Micro RNAs are in the parade of outlaw genetic bits that run around either messing things up or fixing things depending on your perspective. They are sort of the anarchists of nucleic acids. Our view is that they spring into action upon some environmental emergency — like, a toxin (in utero alcohol? drugs?) or excess production of a natural compound (stress hormones during war, for instance), and readjust the genetic regulation to cope with extraordinary circumstances.* Transposable elements, endogenous retroviruses (ERVs), and we suspect all sorts of other bits and pieces yet to be found out are traipsing around screwing with our gene regulation, with no unifying principle that we can ascertain.
Discovery of micro RNAs is relatively new because, like other bits of DNA or RNA that jump around, these aren’t strictly Mendelian, and the conventional wisdom was that animals don’t have a whole lot of extra-chromosomal regulation. Your loyal bloggist, for instance, had the impression that jumping genetic elements were only common in plants or bacteria or viruses or other things of limited mobility and cognition.We were taught, or maybe we just imagined, that the AC/DS system of jumping genes that makes the politically awkward named Indian corn so colorful was because corn can’t just run away from their environmental discomfort.
But then came reports of environmental-stress-induced epigenetic changes in utero, like war-induced stress (blogged here, back in 2008), and alcoholism ( here, endogenous retroviruses in alcoholic brains).
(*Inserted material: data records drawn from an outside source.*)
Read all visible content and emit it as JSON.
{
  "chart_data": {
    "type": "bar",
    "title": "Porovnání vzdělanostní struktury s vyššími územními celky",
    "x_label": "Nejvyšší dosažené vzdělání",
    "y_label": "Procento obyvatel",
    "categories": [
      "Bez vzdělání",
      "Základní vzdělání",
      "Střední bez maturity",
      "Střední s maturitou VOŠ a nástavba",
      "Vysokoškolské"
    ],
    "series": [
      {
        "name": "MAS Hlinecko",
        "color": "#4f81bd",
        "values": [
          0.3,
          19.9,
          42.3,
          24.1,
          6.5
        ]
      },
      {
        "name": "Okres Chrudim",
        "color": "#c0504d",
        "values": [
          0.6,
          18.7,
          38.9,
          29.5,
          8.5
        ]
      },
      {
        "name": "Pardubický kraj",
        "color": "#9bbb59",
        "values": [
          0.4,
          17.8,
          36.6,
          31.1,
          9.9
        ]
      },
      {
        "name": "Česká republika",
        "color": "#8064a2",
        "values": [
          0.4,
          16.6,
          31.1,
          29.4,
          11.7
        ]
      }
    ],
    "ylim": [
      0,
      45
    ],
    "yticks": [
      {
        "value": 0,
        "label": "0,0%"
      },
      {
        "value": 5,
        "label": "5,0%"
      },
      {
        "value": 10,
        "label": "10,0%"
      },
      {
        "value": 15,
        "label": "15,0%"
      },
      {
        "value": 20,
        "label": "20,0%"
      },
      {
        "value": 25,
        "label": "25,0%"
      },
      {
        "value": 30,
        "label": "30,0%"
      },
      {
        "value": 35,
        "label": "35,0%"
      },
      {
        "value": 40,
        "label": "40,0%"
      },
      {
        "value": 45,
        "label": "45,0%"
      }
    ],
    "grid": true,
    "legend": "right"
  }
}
One of the interesting things about the schizophrenia work is that the axonal guidance pathway is affected. That means micro RNAs screw with connectivity. (See our “white matter” category, which should really be renamed “connectivity”). Hear voices? Paranoid? Make no mistake, this is directly related to how nerve cells correctly, or incorrectly, connect. So perhaps the axons are led astray by rogue micro RNAs, resulting in the schizophrenic-thought patterns seen by clinicians.
Psychopaths have less global, and more local neural disconnects — the empathy pathway is unplugged (blogged ad nauseum, see here, e.g.). Although, the psychopaths in our lives seem to have psychotic breaks now and again (which are extremely scary to be around, especially if the target of the paranoia is you.) So perhaps there are the same micro RNA biomarkets relating to axonal guidance disruption, but on a more localized scale. We’d like to see some micro RNA biomarker tests for psychopaths.
Jin XF, Wu N, Wang L, Li J. Circulating MicroRNAs: A Novel Class of Potential Biomarkers for Diagnosing and Prognosing Central Nervous System Diseases. Cell Mol Neurobiol. 2013 Apr 30. [Epub ahead of print] PubMed PMID: 23633081.
Mor E, Kano S, Colantuoni C, Sawa A, Navon R, Shomron N. MicroRNA-382 expression is elevated in the olfactory neuroepithelium of schizophrenia patients. Neurobiol Dis. 2013 Jul;55:1-10. doi: 10.1016/j.nbd.2013.03.011. Epub 2013 Mar 29. PubMed PMID: 23542694.
Wright C, Turner JA, Calhoun VD, Perrone-Bizzozero N. Potential Impact of miR-137 and Its Targets in Schizophrenia. Front Genet. 2013 Apr 26;4:58. doi: 10.3389/fgene.2013.00058. Print 2013. PubMed PMID: 23637704; PubMed Central PMCID: PMC3636510.
Dan Even, “Israeli researchers find new way of detecting schizophrenia,” Haaretz, 04.23.13
*Yes, we know, we tend to anthropomorphize to the point of oversimplification. We have no regrets.